Sur son blog intitulé «Désirs d'avenir», elle s'en est prise à la mesure-phare du gouvernement de Lionel Jospin, votée en 1998, jugeant son bilan «mitigé en termes de qualité de vie». Les 35 heures ont certes permis de créer quelque 350000 emplois mais ont entraîné «un spectaculaire assouplissement du droit du travail» et «une flexibilité accrue», avec comme «résultat non voulu» une «dégradation de la situation des plus fragiles, notamment les femmes ayant des emplois peu qualifiés», juge Ségolène Royal. «La proportion des salariés en horaires flexibles est passée de 10% à 40%, soit plus que les salariés américains. Pour ceux-là, les rythmes de travail ont été intensifiés, les amplitudes horaires étendues», déplore la députée.
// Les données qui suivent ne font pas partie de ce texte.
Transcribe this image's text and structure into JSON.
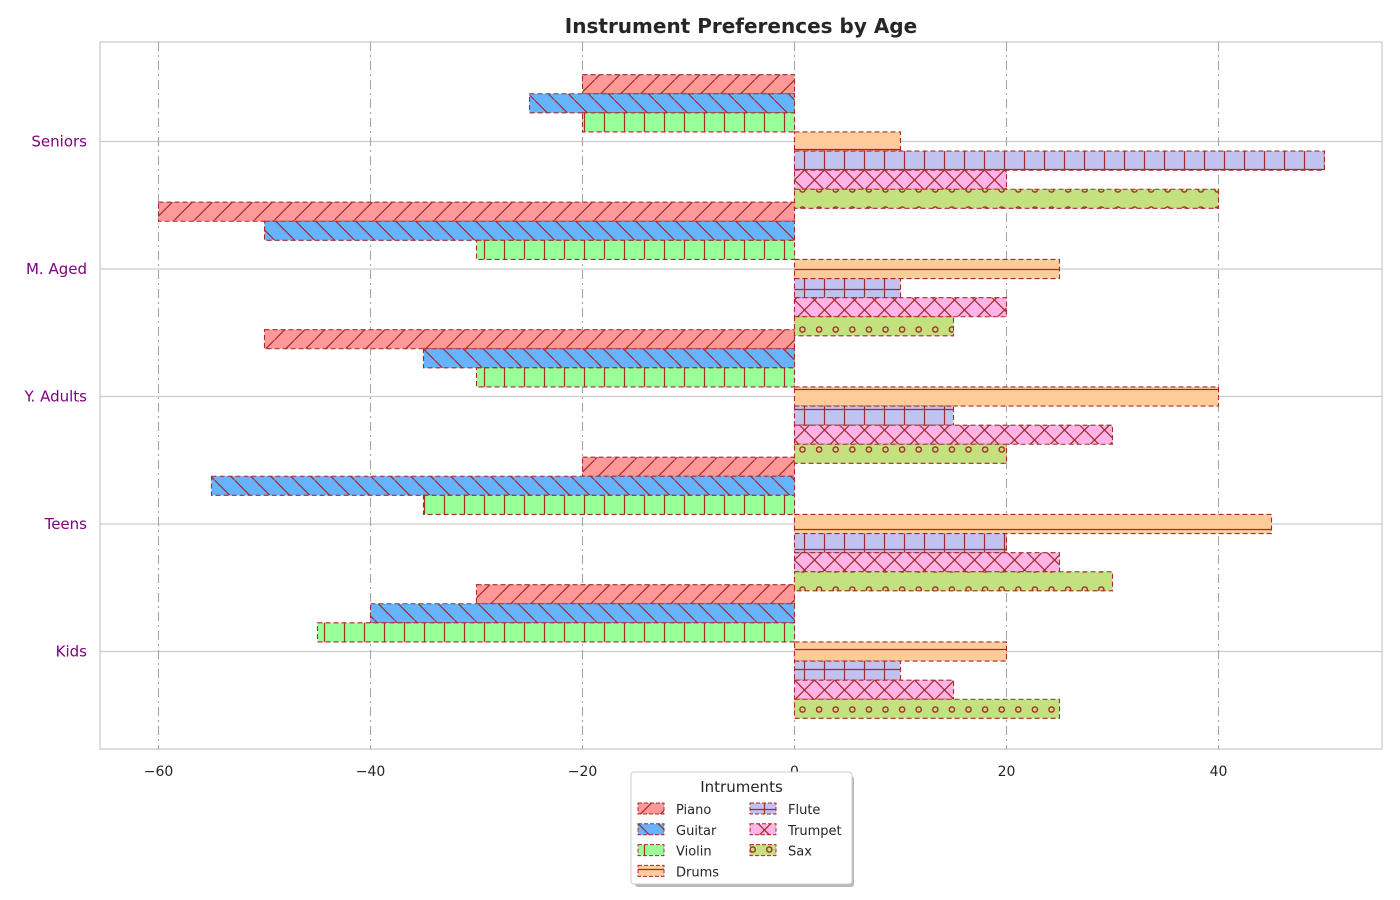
{
  "chart_data": {
    "type": "bar",
    "orientation": "horizontal",
    "title": "Instrument Preferences by Age",
    "xlabel": "",
    "ylabel": "",
    "categories": [
      "Kids",
      "Teens",
      "Y. Adults",
      "M. Aged",
      "Seniors"
    ],
    "xlim": [
      -65,
      55
    ],
    "xticks": [
      -60,
      -40,
      -20,
      0,
      20,
      40
    ],
    "xtick_labels": [
      "−60",
      "−40",
      "−20",
      "0",
      "20",
      "40"
    ],
    "grid": true,
    "legend": {
      "title": "Intruments",
      "placement": "bottom-center",
      "columns": 2
    },
    "series": [
      {
        "name": "Piano",
        "values": [
          -30,
          -20,
          -50,
          -60,
          -20
        ],
        "color": "#ff9999",
        "hatch": "diagonal-forward"
      },
      {
        "name": "Guitar",
        "values": [
          -40,
          -55,
          -35,
          -50,
          -25
        ],
        "color": "#66b3ff",
        "hatch": "diagonal-back"
      },
      {
        "name": "Violin",
        "values": [
          -45,
          -35,
          -30,
          -30,
          -20
        ],
        "color": "#99ff99",
        "hatch": "vertical"
      },
      {
        "name": "Drums",
        "values": [
          20,
          45,
          40,
          25,
          10
        ],
        "color": "#ffcc99",
        "hatch": "horizontal"
      },
      {
        "name": "Flute",
        "values": [
          10,
          20,
          15,
          10,
          50
        ],
        "color": "#c2c2f0",
        "hatch": "plus"
      },
      {
        "name": "Trumpet",
        "values": [
          15,
          25,
          30,
          20,
          20
        ],
        "color": "#ffb3e6",
        "hatch": "cross"
      },
      {
        "name": "Sax",
        "values": [
          25,
          30,
          20,
          15,
          40
        ],
        "color": "#c4e17f",
        "hatch": "circles"
      }
    ],
    "edge_color": "#a52a2a",
    "tick_label_color": "#800080"
  }
}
Ces critiques contrastent avec l'avant-projet de son parti pour la présidentielle, favorable à une généralisation des 35 heures à tous les niveaux, et interviennent alors que la direction du PS doit boucler mardi le projet final.

Un député socialiste, Jean-Christophe Cambadélis, l'a accusée «d'assassiner» les 35 heures. Veut-elle être «candidate des socialistes ou contre les socialistes», s'est-il demandé. Le député européen Benoît Hamon a, lui, appelé Ségolène Royal à «arrêter de jeter des bombes».

Ses détracteurs l'accusent de surenchérir vis-à-vis de son rival Nicolas Sarkozy, qui pourrait l'affronter à la présidentielle.